The Free Software Foundation Europe (FSFE) considers this a serious move
in the wrong direction. Taking already public repositories offline does
not prevent attackers from analysing deployed systems, dependencies,
interfaces, or binaries. Depublishing does not make code unseen, nor
does it remove existing copies, and it is not an effective security
measure. Instead, it removes a fundamental pillar for security: the
ability of independent experts, researchers, and other public bodies to
inspect, reuse, and improve the code, and to report on security issues.
“Depublishing public code is not a security strategy. 'Security through
obscurity’ has been debunked as a security measure for a long time”,
says Johannes Näder, FSFE Senior Policy Project Manager. “Making
repositories private does not protect NHS systems. It only limits who
can help find and fix problems. The same is true for future code:
releasing publicly funded software as Free Software creates better
conditions for scrutiny, accountability, and security than locking it
away by default.”
Releasing publicly funded software as Free Software is the core
demand of the FSFE’s “Public Money?
Public Code!” initiative. It is also the principle behind existing
NHS and UK guidance: NHS England’s own Service Standard states that new
source code for public services should be open and reusable because
public services are built with public money. UK government guidance
similarly requires new source code to be open and reusable, while
allowing only narrowly defined exceptions.
“If NHS England decides to depublish its services' code, that would
directly contradict its own guidance and the wider UK principle of
making publicly funded code open by default, says Näder. Security
concerns should be addressed through proper software engineering:
secret management, vulnerability handling, dependency maintenance,
reviews, and defence in depth. A blanket shift from open by default to
closed by default is disproportionate and counterproductive."
Free Software enables independent audits, fosters local expertise, and
allows public bodies to share and improve solutions together. In the
health sector, where trust, resilience, and accountability are
essential, these benefits are particularly important. Furthermore,
“Public Money?
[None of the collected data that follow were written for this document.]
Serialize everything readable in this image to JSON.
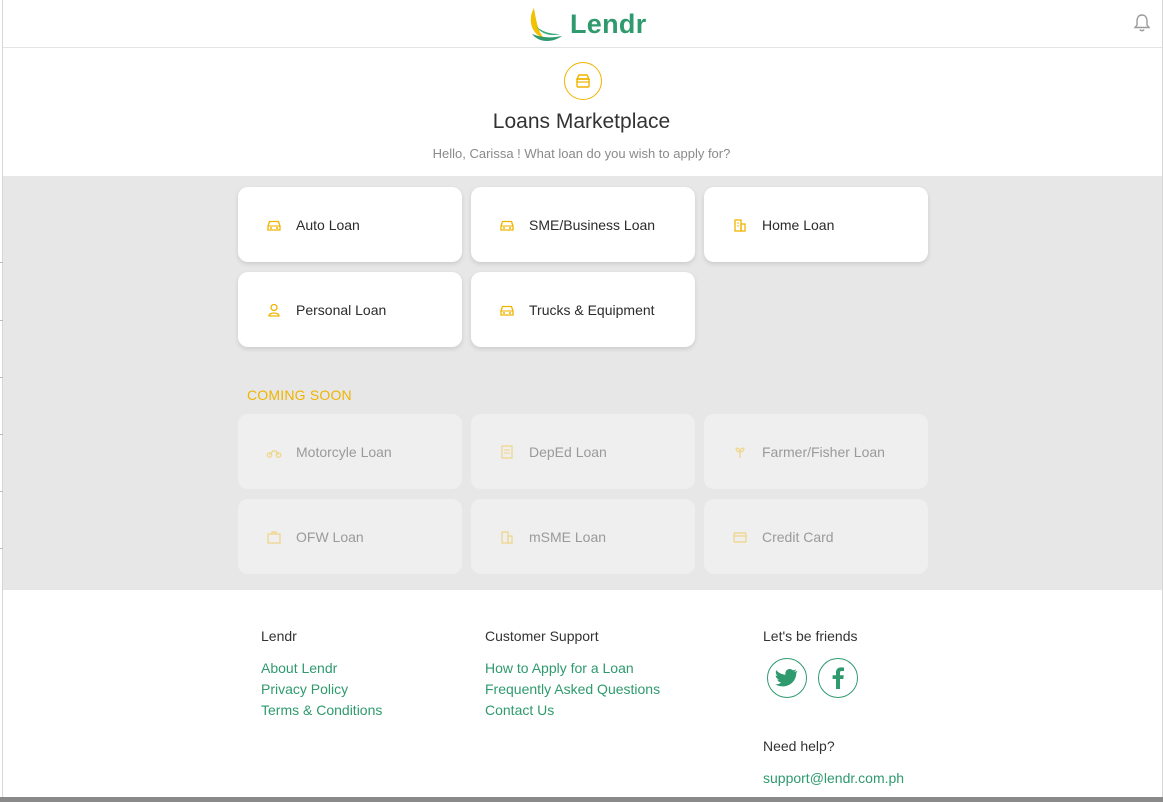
{
  "header": {
    "brand": "Lendr",
    "logo_icon": "lendr-leaf-logo",
    "notification_icon": "bell-icon"
  },
  "hero": {
    "icon": "storefront-icon",
    "title": "Loans Marketplace",
    "subtitle": "Hello, Carissa ! What loan do you wish to apply for?"
  },
  "loans": [
    {
      "label": "Auto Loan",
      "icon": "car-icon"
    },
    {
      "label": "SME/Business Loan",
      "icon": "car-icon"
    },
    {
      "label": "Home Loan",
      "icon": "building-icon"
    },
    {
      "label": "Personal Loan",
      "icon": "person-icon"
    },
    {
      "label": "Trucks & Equipment",
      "icon": "car-icon"
    }
  ],
  "coming_soon": {
    "heading": "COMING SOON",
    "items": [
      {
        "label": "Motorcyle Loan",
        "icon": "motorcycle-icon"
      },
      {
        "label": "DepEd Loan",
        "icon": "document-icon"
      },
      {
        "label": "Farmer/Fisher Loan",
        "icon": "sprout-icon"
      },
      {
        "label": "OFW Loan",
        "icon": "briefcase-icon"
      },
      {
        "label": "mSME Loan",
        "icon": "store-icon"
      },
      {
        "label": "Credit Card",
        "icon": "credit-card-icon"
      }
    ]
  },
  "footer": {
    "col1": {
      "title": "Lendr",
      "links": [
        "About Lendr",
        "Privacy Policy",
        "Terms & Conditions"
      ]
    },
    "col2": {
      "title": "Customer Support",
      "links": [
        "How to Apply for a Loan",
        "Frequently Asked Questions",
        "Contact Us"
      ]
    },
    "col3": {
      "title": "Let's be friends",
      "social": [
        "twitter-icon",
        "facebook-icon"
      ],
      "help_title": "Need help?",
      "email": "support@lendr.com.ph"
    }
  },
  "colors": {
    "brand_green": "#2f9a6e",
    "accent_yellow": "#f0b400",
    "band_gray": "#e7e7e7"
  }
}
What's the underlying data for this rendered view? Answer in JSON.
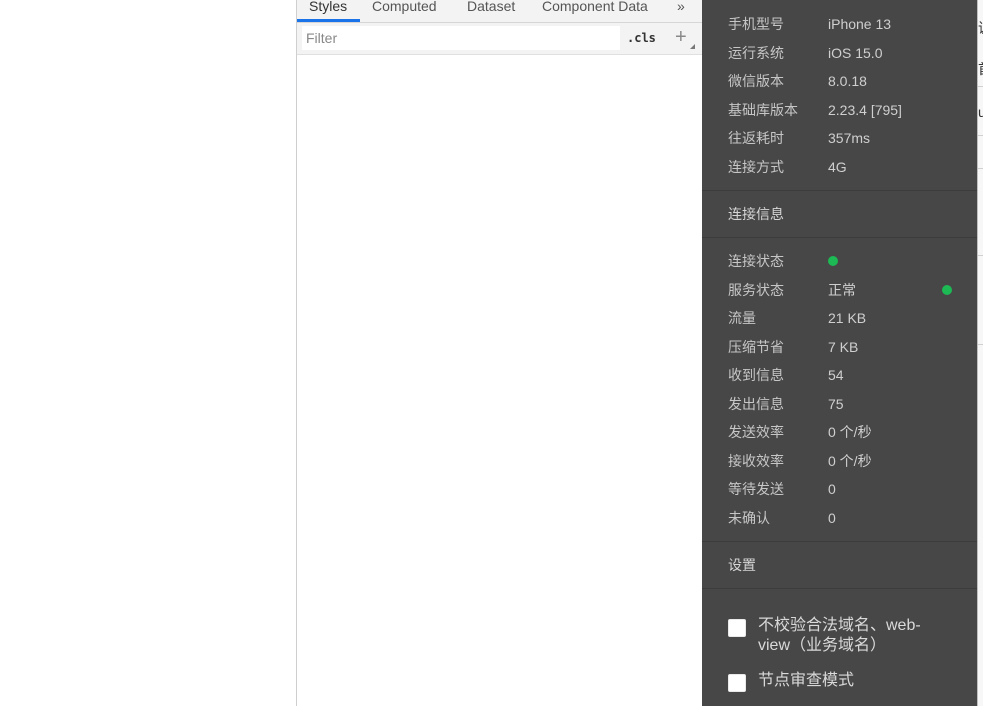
{
  "devtools": {
    "tabs": [
      "Styles",
      "Computed",
      "Dataset",
      "Component Data"
    ],
    "more_icon": "»",
    "filter": {
      "placeholder": "Filter",
      "value": ""
    },
    "cls_label": ".cls",
    "add_icon": "+"
  },
  "panel": {
    "device_rows": [
      {
        "label": "手机型号",
        "value": "iPhone 13"
      },
      {
        "label": "运行系统",
        "value": "iOS 15.0"
      },
      {
        "label": "微信版本",
        "value": "8.0.18"
      },
      {
        "label": "基础库版本",
        "value": "2.23.4 [795]"
      },
      {
        "label": "往返耗时",
        "value": "357ms"
      },
      {
        "label": "连接方式",
        "value": "4G"
      }
    ],
    "connection_title": "连接信息",
    "connection_rows": [
      {
        "label": "连接状态",
        "value": ""
      },
      {
        "label": "服务状态",
        "value": "正常"
      },
      {
        "label": "流量",
        "value": "21 KB"
      },
      {
        "label": "压缩节省",
        "value": "7 KB"
      },
      {
        "label": "收到信息",
        "value": "54"
      },
      {
        "label": "发出信息",
        "value": "75"
      },
      {
        "label": "发送效率",
        "value": "0 个/秒"
      },
      {
        "label": "接收效率",
        "value": "0 个/秒"
      },
      {
        "label": "等待发送",
        "value": "0"
      },
      {
        "label": "未确认",
        "value": "0"
      }
    ],
    "settings_title": "设置",
    "settings": [
      {
        "label": "不校验合法域名、web-view（业务域名）",
        "checked": false
      },
      {
        "label": "节点审查模式",
        "checked": false
      }
    ],
    "status_color": "#1db954"
  },
  "strip": [
    "调",
    "首",
    "u"
  ]
}
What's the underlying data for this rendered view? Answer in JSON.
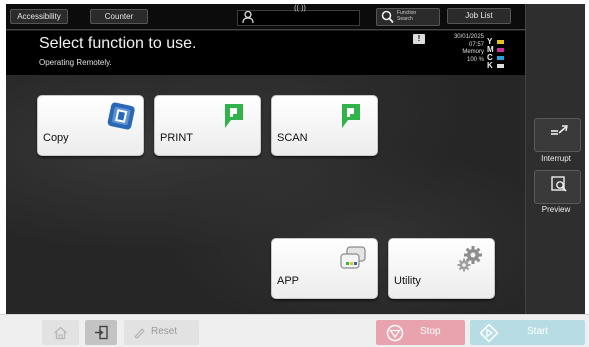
{
  "topbar": {
    "accessibility_label": "Accessibility",
    "counter_label": "Counter",
    "function_search_label_1": "Function",
    "function_search_label_2": "Search",
    "job_list_label": "Job List",
    "comm_indicator": "((·))"
  },
  "message": {
    "title": "Select function to use.",
    "subtitle": "Operating Remotely.",
    "alert_symbol": "!"
  },
  "status": {
    "date": "30/01/2025",
    "time": "07:57",
    "memory_label": "Memory",
    "memory_value": "100 %"
  },
  "toner": [
    {
      "letter": "Y",
      "color": "#e5c21c"
    },
    {
      "letter": "M",
      "color": "#c8329a"
    },
    {
      "letter": "C",
      "color": "#2aa2dc"
    },
    {
      "letter": "K",
      "color": "#dddddd"
    }
  ],
  "functions": {
    "copy_label": "Copy",
    "print_label": "PRINT",
    "scan_label": "SCAN",
    "app_label": "APP",
    "utility_label": "Utility"
  },
  "side": {
    "interrupt_label": "Interrupt",
    "preview_label": "Preview"
  },
  "bottom": {
    "reset_label": "Reset",
    "stop_label": "Stop",
    "start_label": "Start"
  },
  "colors": {
    "accent_green": "#2fb34a",
    "copy_blue": "#2a68b5",
    "stop_pink": "#e9a3ae",
    "start_blue": "#b7dce4"
  }
}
Public Code!” fosters innovation and is one of the most
effective tools to reduce lock-in, reducing public administrations’
dependency on proprietary vendors, and enabling digital sovereignty.
The FSFE therefore calls on NHS England to reverse any blanket
private-by-default policy for publicly funded code, to publish the
reported guidance, and to reaffirm that Free Software remains the
default for publicly funded software.